From Beirut’s streets to Japan’s top league, Sergio Darwish’s journey reflects resilience, discipline, and carrying Lebanon onto the global stage.
From Beirut’s streets to Japan’s top league, Sergio Darwish’s journey reflects resilience, discipline, and carrying Lebanon onto the global stage.
Sergio Darwish, Lebanon’s renowned international basketball player, began his journey the way the best ones do: with two brothers, a ball, and a parent who believed in what he saw. Growing up, Sergio and his brother, just a year apart in age, turned their house into an unofficial court. Basketball was always on the television, and eventually it spilled off the screen and into every corner of their lives.
Darwish tells The Beiruter, "We used to play a lot when we were kids, My dad saw how passionate we were and that we had talent."
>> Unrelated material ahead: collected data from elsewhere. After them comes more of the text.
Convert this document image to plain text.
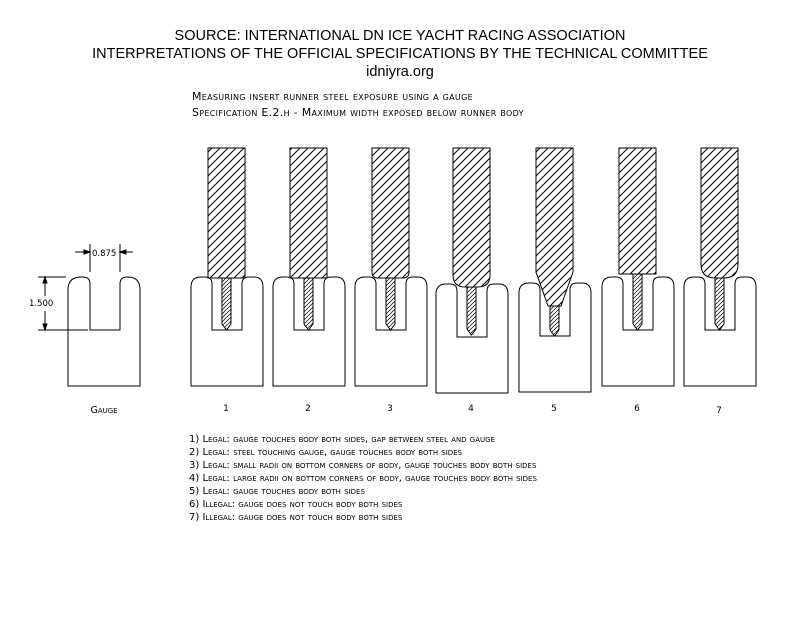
SOURCE: INTERNATIONAL DN ICE YACHT RACING ASSOCIATION
INTERPRETATIONS OF THE OFFICIAL SPECIFICATIONS BY THE TECHNICAL COMMITTEE
idniyra.org
Measuring insert runner steel exposure using a gauge
Specification E.2.h - Maximum width exposed below runner body
0.875
1.500
Gauge	1	2	3	4	5	6	7
1) Legal: gauge touches body both sides, gap between steel and gauge
2) Legal: steel touching gauge, gauge touches body both sides
3) Legal: small radii on bottom corners of body, gauge touches body both sides
4) Legal: large radii on bottom corners of body, gauge touches body both sides
5) Legal: gauge touches body both sides
6) Illegal: gauge does not touch body both sides
7) Illegal: gauge does not touch body both sides
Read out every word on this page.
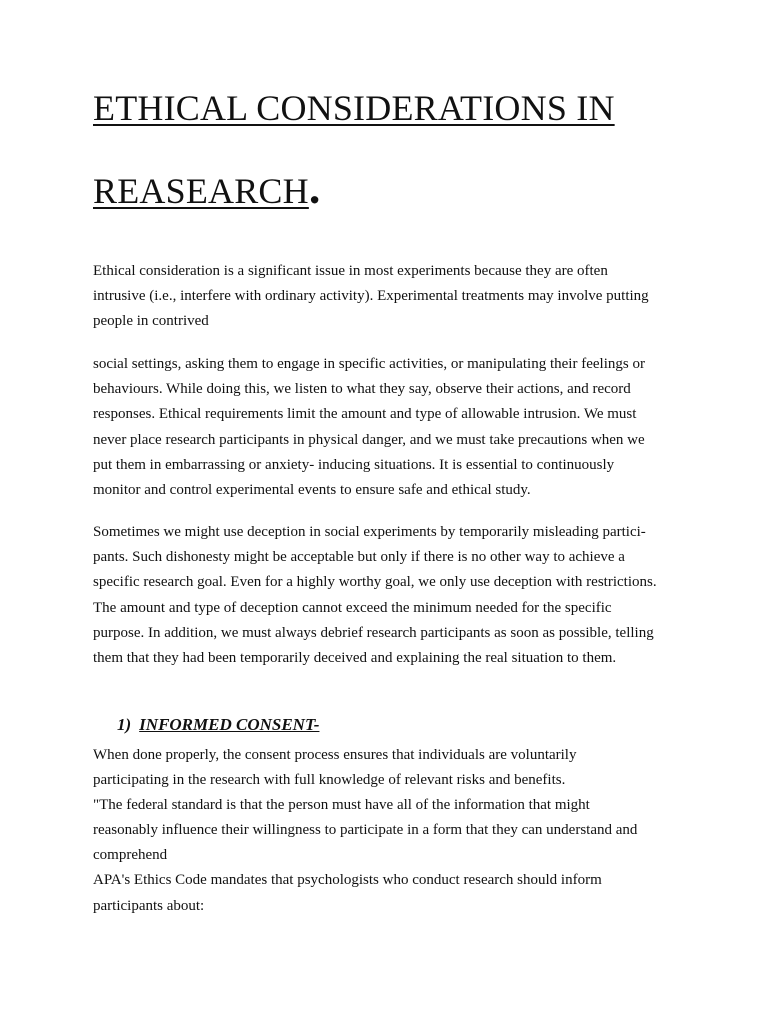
ETHICAL CONSIDERATIONS IN
REASEARCH.

Ethical consideration is a significant issue in most experiments because they are often
intrusive (i.e., interfere with ordinary activity). Experimental treatments may involve putting
people in contrived

social settings, asking them to engage in specific activities, or manipulating their feelings or
behaviours. While doing this, we listen to what they say, observe their actions, and record
responses. Ethical requirements limit the amount and type of allowable intrusion. We must
never place research participants in physical danger, and we must take precautions when we
put them in embarrassing or anxiety- inducing situations. It is essential to continuously
monitor and control experimental events to ensure safe and ethical study.

Sometimes we might use deception in social experiments by temporarily misleading partici-
pants. Such dishonesty might be acceptable but only if there is no other way to achieve a
specific research goal. Even for a highly worthy goal, we only use deception with restrictions.
The amount and type of deception cannot exceed the minimum needed for the specific
purpose. In addition, we must always debrief research participants as soon as possible, telling
them that they had been temporarily deceived and explaining the real situation to them.

1) INFORMED CONSENT-

When done properly, the consent process ensures that individuals are voluntarily
participating in the research with full knowledge of relevant risks and benefits.
"The federal standard is that the person must have all of the information that might
reasonably influence their willingness to participate in a form that they can understand and
comprehend
APA's Ethics Code mandates that psychologists who conduct research should inform
participants about:
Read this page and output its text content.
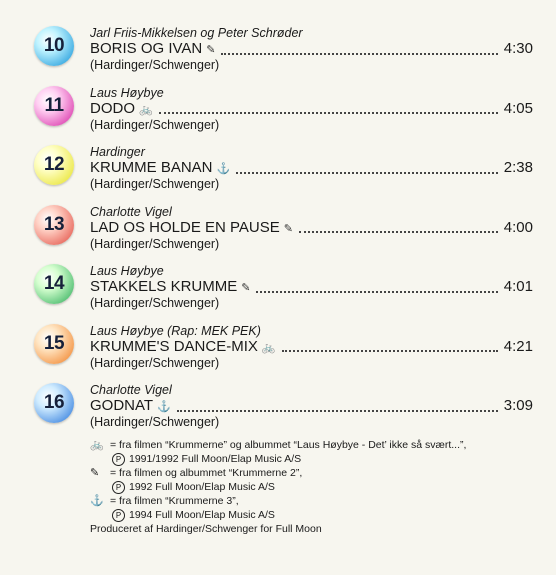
10
Jarl Friis-Mikkelsen og Peter Schrøder
BORIS OG IVAN ✎	4:30
(Hardinger/Schwenger)
11
Laus Høybye
DODO 🚲	4:05
(Hardinger/Schwenger)
12
Hardinger
KRUMME BANAN ⚓	2:38
(Hardinger/Schwenger)
13
Charlotte Vigel
LAD OS HOLDE EN PAUSE ✎	4:00
(Hardinger/Schwenger)
14
Laus Høybye
STAKKELS KRUMME ✎	4:01
(Hardinger/Schwenger)
15
Laus Høybye (Rap: MEK PEK)
KRUMME'S DANCE-MIX 🚲	4:21
(Hardinger/Schwenger)
16
Charlotte Vigel
GODNAT ⚓	3:09
(Hardinger/Schwenger)
🚲 = fra filmen “Krummerne” og albummet “Laus Høybye - Det’ ikke så svært...”,
P 1991/1992 Full Moon/Elap Music A/S
✎ = fra filmen og albummet “Krummerne 2”,
P 1992 Full Moon/Elap Music A/S
⚓ = fra filmen “Krummerne 3”,
P 1994 Full Moon/Elap Music A/S
Produceret af Hardinger/Schwenger for Full Moon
His father enrolled them at Mont La Salle around age seven, but the real turning point came from an unexpected encounter. One day, while the brothers were playing in front of their mother's shop, Ismail Ahmad happened to pass by with his wife. He watched the kids for a while and saw something in them, a sharpness, a hunger that didn't fit their age. He spoke to their father, and before long, Sergio was wearing an Al Riyadi jersey. That's where a career was born.
The path from Beirut to the pros was anything but linear. Sergio crossed the Atlantic for High School to then enter the NCAA and play Division I college basketball at the University of Maine, a leap that tested him in ways he hadn't anticipated: learning to live alone, to fail quietly, to keep going when no one is watching. "Growing up is the hardest part," he says. “having to face the harshness of life head on”.
There's a moment Sergio Darwish still thinks about. “One night I was playing PlayStation in my dorm room, looked in the mirror, and saw my mouth twisting and my eye closing on its own.” He was thousands of miles from home, 18 years old, and his face was betraying him.
He went straight to the hospital. It was Bell's palsy: partial facial nerve paralysis. Months of difficult recovery with no family nearby took a deep toll on him.
"It was one of the toughest things I went through," he says simply. But ask him if it broke him, and you get a different answer entirely.
To succeed in anything, you have to go through struggles. You feel like you're nothing, like people are stepping on you, and you don't see the light at the end of the tunnel, but there is always a small light.
That small light has since grown into something much bigger. He graduated and kept moving. Tunisia first, then back home to Lebanon where he played for Champville, Beirut, and Sagesse, collecting wins and building a name. Today, Sergio Darwish is a professional basketball player competing in Japan's top division, but carrying Lebanon with him across the world.
Playing professional basketball in Japan is not a small thing. It is a full cultural transplant, new language, new rhythms, new rules of engagement, both on and off the court.
"At first it was hard. I was homesick the first couple of months," Sergio admits. But homesickness gave way to adaptation, and adaptation gave way to appreciation. "The league is very professional, the basketball is different, everything is about discipline and etiquette. You really learn from the culture."
What he didn't expect was how much the culture would learn from him in return. "People here didn't know Lebanon before I came," he says.
Now I see Lebanese flags in the arena. Fans write to me in Arabic, it's like they entered my culture. They follow Lebanon through me. They send me messages about what's happening there.
A young man from Beirut dribbles a ball in a foreign arena while fans halfway across the world wave his country's flag. In 20 years, he says, he'll look back and say "wow." For now, he's still living it.
If you ask Sergio Darwish what he would tell the next kid who picks up a basketball in a Beirut backyard and dreams bigger than his surroundings, he stresses:
"Get out of your comfort zone. Keep working on yourself. You never know what path God has planned, so always be ready for opportunities. And work hard, nothing comes easy."
It sounds simple. But coming from someone who recovered from facial paralysis alone in a college dorm, who built a career across four countries, who carries a nation's flag to an arena in Japan, it sounds less like advice and more like proof. Sergio Darwish is still writing his story. And from the looks of it, he is only getting started.